6. The method of claim 3, wherein generating the response sentence using a natural language generator of the dialog generation model comprises:

splicing the vector representation of the knowledge triples with the word vectors, and writing a spliced result M into a memory network of the natural language generator; wherein M = [ (h) ₁ ,...,h _n )；(k ₁ ,...,k _g )]＝[M ₁ ,...,M _n+g ]，h _n Representing an nth word vector; k is a radical of _g A vector representation representing the g-th knowledge triplet; n represents the number of word vectors; g represents the number of knowledge triples;

initial query vector s using GRU of the natural language generator for decoding ₀ Initializing a splicing result of the comprehensive characterization vector C and the comprehensive characterization vector kg;

at each time t at which the GRU decodes, the GRU is based on a query vector s at a previous time _t-1 And the generated word y at the previous moment _t-1 Generating a query vector s of the current time t _t Computing the query vector s using an attention mechanism _t Obtaining the query vector s according to the correlation degree of each storage unit in the memory network _t A degree of correlation with each of the words in the dialogue history data

Based on the degree of correlation

Calculating a joint representation c of the dialogue historical data by adopting a weighted summation mode _t Based on said degree of correlation

Computing a joint representation g of the candidate knowledge subsets by means of weighted summation _t (ii) a With said c _t As a query vector, accessing the memory network in a multi-hop manner to obtain a knowledge distribution p _ptr (ii) a In the g _t As a query vector, accessing a preset dictionary by adopting a multi-layer perceptron to obtain dictionary distribution p _vocab (ii) a Distributing p based on said knowledge _ptr And the dictionary distribution p _vocab Obtaining the generated word y at the current time t by using a gating mechanism _t ；

And the GRU generates a current response statement for the intelligent agent based on the generated words at all the moments.

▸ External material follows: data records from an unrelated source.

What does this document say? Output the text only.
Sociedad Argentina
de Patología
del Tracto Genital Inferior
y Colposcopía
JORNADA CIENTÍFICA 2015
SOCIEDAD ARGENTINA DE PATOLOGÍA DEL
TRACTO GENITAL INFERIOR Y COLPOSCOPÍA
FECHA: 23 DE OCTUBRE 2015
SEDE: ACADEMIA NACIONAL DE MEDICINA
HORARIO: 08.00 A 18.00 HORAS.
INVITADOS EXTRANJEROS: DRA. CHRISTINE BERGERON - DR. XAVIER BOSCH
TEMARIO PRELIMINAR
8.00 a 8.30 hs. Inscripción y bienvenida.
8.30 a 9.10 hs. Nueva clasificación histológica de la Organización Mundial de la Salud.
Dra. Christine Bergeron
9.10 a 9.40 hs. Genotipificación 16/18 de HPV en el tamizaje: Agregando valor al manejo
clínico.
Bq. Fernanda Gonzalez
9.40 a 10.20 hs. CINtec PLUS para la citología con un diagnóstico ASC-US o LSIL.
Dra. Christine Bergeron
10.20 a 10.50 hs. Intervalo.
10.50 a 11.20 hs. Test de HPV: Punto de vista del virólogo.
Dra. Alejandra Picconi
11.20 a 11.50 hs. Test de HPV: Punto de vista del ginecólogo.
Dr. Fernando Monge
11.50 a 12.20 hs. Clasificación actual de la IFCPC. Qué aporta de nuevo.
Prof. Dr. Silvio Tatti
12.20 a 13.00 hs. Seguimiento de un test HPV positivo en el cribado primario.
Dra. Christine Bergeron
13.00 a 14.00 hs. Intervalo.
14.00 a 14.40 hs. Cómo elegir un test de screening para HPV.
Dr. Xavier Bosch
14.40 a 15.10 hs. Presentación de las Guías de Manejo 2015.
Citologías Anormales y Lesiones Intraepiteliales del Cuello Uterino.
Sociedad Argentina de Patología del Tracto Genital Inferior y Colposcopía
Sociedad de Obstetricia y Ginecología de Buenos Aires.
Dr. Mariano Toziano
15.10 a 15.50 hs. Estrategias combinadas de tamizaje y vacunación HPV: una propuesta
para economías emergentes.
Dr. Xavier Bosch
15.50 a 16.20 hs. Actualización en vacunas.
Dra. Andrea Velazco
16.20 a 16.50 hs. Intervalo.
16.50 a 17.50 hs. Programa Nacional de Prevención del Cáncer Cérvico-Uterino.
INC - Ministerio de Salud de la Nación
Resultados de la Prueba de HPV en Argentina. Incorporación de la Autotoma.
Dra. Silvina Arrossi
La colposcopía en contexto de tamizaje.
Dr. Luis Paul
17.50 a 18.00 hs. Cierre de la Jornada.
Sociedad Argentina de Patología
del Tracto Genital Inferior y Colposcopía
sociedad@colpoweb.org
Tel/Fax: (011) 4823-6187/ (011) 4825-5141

7. An apparatus for generating dialog sentences of an agent in a human-computer dialog, comprising:

the information extraction module is used for extracting attribute values and scene categories in a preset knowledge base from conversation historical data of the current man-machine conversation by utilizing a pre-trained natural language understanding model; wherein the knowledge base is composed of knowledge triples; wherein, the extracting the attribute values and the scene categories in the preset knowledge base comprises: splicing the dialogue historical data with a preset special mark, and inputting the dialogue historical data into a coder of the natural language understanding model for coding to obtain a corresponding dialogue historical vector and a scene information vector; inputting the dialogue history vector into a CRF layer of the natural language understanding model for sequence labeling to obtain the attribute values contained in the dialogue history data; inputting the scene information vector into a multilayer perceptron of the natural language understanding model for scene classification to obtain a scene category of the man-machine conversation;

8. The generation equipment of the intelligent agent dialogue sentences in the man-machine dialogue is characterized by comprising a processor and a memory;

the memory stores an application program executable by the processor for causing the processor to execute the method for generating dialog statements in a human-computer dialog according to any one of claims 1 to 6.

9. A computer-readable storage medium having stored therein computer-readable instructions for executing the method for generating an agent dialog statement in a human-computer dialog according to any one of claims 1 to 6.